Очень странным показался нам этот вопрос, и потому никто из ребят не ответил на него. Тогда инструктор предложил:
- Хотите, я расскажу вам что-нибудь из истории?
Мы недоверчиво посматривали на него и держали себя настороже. А он рассказывал нам про Степана Разина, Ивана Болотникова, Емельяна Пугачева.
Потом мы уже сами просили «что-нибудь» рассказать. Он усаживал нас кружком и начинал:
- …У каждого человека есть родина. Это не только деревня, где он родился, или город. Это вся его страна. Вот где твоя родина? - он в упор смотрел на Ваню Селиверстова.
- Советский… - начинал Ваня и тут же поправлялся: - Россия, что ли?
- Правильно, Россия. Сейчас я вам расскажу про человека, который отдал жизнь за свою родину. Это было давным-давно, еще при царе Михаиле Алексеевиче, и человека этого звали Иваном Сусаниным…
- Дима, как ты думаешь, правильно ли поступил Сусанин, отдав свою жизнь за свободу России? И еще, умер ли он в самом деле?
«Хочет поймать меня на слове! А если в самом деле ведет с нами разговор на равных, по-настоящему? Как его понять?…»
- Не знаю, у него не спрашивал, - ответил я.
- Так, - о чем-то думая, протянул Таболин.
- Я знаю! Ежели его шашкой рубанули, ясное дело, умер. А за что рубанули, ему было видней, - выпалил Женя.
Таболин отрицательно покачал головой:
- Такие люди, как Иван Сусанин, не умирают. После минутного молчания Толя осторожно сказал:
- Иван Семенович, я слыхал, что поляки убили его за то, что он их обманул. Это правда?
- Да, - сказал Таболин.
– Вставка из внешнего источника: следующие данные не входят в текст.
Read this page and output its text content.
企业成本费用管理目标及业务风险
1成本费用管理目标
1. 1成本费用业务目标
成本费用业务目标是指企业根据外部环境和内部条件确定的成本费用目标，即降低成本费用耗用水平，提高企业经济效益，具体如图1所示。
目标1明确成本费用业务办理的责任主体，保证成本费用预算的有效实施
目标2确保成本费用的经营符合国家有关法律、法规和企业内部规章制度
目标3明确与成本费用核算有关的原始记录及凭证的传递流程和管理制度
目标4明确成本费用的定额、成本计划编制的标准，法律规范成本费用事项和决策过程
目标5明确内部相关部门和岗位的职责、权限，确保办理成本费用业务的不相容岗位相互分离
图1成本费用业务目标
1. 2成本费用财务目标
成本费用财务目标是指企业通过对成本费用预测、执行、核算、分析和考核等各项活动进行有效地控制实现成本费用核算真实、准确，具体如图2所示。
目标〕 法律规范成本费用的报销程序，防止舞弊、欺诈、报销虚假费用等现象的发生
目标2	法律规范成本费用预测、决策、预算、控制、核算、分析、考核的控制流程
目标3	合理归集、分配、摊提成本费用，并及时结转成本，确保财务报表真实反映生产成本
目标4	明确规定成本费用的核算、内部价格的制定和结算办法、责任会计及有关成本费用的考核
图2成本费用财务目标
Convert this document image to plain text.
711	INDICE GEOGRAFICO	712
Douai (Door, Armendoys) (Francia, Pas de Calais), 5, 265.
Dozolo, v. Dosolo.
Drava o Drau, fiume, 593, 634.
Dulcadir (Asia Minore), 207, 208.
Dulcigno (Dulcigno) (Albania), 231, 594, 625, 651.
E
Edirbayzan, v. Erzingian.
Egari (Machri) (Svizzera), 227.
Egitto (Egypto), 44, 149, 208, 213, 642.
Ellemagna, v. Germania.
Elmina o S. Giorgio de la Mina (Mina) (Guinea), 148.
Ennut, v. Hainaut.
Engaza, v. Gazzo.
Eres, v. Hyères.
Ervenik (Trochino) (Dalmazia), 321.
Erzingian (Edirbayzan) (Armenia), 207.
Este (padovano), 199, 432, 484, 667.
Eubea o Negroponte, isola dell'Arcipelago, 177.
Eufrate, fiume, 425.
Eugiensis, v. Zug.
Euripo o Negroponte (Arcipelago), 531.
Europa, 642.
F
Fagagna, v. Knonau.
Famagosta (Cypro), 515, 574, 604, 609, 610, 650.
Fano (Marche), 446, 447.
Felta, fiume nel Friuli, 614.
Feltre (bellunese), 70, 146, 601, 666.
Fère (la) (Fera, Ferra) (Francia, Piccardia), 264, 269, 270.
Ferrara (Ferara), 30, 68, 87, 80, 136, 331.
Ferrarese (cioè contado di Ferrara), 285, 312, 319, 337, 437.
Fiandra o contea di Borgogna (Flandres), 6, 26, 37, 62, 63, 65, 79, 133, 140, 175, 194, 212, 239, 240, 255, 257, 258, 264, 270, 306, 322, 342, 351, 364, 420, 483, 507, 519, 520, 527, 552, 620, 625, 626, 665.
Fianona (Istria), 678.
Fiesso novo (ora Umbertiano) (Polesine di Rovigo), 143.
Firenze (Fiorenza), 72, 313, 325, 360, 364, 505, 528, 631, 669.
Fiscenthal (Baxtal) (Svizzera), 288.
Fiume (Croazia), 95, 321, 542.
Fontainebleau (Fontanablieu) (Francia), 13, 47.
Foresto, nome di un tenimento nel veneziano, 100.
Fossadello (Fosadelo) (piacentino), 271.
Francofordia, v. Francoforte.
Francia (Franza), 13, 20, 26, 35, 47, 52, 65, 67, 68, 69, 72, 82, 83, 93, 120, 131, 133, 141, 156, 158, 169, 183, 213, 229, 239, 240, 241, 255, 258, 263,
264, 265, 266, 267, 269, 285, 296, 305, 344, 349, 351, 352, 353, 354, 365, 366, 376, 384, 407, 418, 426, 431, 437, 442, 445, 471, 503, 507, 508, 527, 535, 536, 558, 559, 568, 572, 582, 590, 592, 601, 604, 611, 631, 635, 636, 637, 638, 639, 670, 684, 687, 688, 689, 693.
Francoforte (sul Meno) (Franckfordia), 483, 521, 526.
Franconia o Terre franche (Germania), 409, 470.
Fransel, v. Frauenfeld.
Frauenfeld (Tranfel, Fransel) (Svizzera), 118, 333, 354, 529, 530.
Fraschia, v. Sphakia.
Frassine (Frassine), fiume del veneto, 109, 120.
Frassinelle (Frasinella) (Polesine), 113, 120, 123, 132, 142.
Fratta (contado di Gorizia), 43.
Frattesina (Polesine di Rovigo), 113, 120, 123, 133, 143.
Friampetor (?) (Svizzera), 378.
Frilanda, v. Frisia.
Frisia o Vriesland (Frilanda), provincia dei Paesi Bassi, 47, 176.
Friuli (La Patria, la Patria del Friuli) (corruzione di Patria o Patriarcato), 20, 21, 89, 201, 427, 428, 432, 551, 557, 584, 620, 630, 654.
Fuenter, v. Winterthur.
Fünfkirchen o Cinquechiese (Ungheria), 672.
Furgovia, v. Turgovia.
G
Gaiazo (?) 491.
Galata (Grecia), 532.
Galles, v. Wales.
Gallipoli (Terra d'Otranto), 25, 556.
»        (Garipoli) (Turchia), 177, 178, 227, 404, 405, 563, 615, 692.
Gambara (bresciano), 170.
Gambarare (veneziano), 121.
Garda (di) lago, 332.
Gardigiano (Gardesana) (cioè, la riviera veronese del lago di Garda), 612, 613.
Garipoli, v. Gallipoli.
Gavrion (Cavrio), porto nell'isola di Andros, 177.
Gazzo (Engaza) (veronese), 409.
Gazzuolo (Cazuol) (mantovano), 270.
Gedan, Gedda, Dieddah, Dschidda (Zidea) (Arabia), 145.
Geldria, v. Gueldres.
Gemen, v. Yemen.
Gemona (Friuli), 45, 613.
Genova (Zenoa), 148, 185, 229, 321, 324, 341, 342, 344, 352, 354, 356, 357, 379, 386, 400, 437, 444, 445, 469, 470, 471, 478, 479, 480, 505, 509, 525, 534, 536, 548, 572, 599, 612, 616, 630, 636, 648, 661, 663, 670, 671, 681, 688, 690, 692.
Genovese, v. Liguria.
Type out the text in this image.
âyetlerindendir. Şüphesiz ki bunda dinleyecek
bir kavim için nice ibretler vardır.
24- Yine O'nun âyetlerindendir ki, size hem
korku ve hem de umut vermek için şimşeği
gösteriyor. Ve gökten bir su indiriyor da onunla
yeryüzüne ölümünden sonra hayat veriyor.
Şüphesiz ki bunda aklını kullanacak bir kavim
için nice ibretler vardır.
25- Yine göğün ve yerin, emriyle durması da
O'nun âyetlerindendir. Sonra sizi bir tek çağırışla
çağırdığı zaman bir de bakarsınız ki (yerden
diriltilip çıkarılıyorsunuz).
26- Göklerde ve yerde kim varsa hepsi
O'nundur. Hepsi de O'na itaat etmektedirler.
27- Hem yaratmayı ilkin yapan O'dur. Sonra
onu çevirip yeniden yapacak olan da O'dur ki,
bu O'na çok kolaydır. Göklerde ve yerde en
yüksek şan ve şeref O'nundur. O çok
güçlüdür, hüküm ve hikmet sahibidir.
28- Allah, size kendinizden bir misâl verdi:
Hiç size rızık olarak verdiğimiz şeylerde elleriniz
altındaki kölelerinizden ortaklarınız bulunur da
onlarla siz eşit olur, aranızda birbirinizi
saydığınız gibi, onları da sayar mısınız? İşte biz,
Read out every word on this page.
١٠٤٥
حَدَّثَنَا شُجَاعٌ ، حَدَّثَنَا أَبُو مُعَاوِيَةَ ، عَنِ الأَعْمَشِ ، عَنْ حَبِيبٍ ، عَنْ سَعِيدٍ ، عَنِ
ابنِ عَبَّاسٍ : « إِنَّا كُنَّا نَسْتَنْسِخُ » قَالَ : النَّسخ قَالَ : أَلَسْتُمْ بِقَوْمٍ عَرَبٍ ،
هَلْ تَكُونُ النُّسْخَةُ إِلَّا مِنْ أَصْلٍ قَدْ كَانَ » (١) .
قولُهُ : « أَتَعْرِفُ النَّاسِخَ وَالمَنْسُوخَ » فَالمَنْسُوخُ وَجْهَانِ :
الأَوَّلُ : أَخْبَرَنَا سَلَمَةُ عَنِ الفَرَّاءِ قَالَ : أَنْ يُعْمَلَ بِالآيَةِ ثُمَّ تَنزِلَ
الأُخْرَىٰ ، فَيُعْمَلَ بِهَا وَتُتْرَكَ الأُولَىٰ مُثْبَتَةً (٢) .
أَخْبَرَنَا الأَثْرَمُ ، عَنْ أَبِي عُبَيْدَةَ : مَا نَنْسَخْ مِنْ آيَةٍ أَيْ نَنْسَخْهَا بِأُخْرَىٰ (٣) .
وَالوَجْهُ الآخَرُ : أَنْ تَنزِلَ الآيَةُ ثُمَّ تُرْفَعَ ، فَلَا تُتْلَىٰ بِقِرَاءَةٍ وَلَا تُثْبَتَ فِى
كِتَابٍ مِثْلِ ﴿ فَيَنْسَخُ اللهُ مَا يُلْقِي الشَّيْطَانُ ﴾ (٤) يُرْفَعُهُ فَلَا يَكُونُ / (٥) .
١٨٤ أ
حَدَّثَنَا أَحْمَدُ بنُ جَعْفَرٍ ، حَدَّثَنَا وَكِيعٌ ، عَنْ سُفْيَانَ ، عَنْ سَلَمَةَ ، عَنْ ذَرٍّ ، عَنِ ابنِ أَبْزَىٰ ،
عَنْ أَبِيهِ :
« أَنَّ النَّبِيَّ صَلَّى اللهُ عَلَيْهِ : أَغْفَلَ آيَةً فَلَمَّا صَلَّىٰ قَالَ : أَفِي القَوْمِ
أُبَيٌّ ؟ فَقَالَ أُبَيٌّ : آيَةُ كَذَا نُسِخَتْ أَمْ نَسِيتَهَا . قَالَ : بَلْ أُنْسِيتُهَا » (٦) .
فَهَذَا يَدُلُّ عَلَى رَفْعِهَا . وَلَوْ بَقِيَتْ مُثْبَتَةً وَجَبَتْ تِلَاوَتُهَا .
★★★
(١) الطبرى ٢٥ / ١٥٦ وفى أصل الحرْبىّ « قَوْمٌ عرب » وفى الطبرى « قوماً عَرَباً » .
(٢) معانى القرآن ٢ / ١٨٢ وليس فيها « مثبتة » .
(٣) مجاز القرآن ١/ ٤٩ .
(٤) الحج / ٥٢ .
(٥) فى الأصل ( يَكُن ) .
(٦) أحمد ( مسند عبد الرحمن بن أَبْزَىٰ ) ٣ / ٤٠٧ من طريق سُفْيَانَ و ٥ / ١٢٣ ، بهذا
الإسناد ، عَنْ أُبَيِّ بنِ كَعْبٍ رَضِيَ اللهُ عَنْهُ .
И посмотрел на часы: - Пора домой.
Однажды во время учений по ведению разведки с наблюдательных пунктов я заметил, как примерно в километре от меня из-за скалы вынырнул маленький, словно игрушечный, паровозик. Он тащил за собой такие же игрушечные вагонетки. Пыхтя и отдуваясь, медленно катился к подножию горы. Потом вдруг куда-то исчез. Один за другим исчезли и вагоны…
Вот так штука! Я посмотрел на схему, сверился с компасом. Квадрат-12! Мне было известно, что в этом квадрате, за скалистым холмом, примерно в четырех километрах от местечка Вальдек и в двух от «охотничьего» домика Шварца, расположен концлагерь. Значит, игрушечный поезд шел по концлагерю! Что же он вез? И что там, за горой?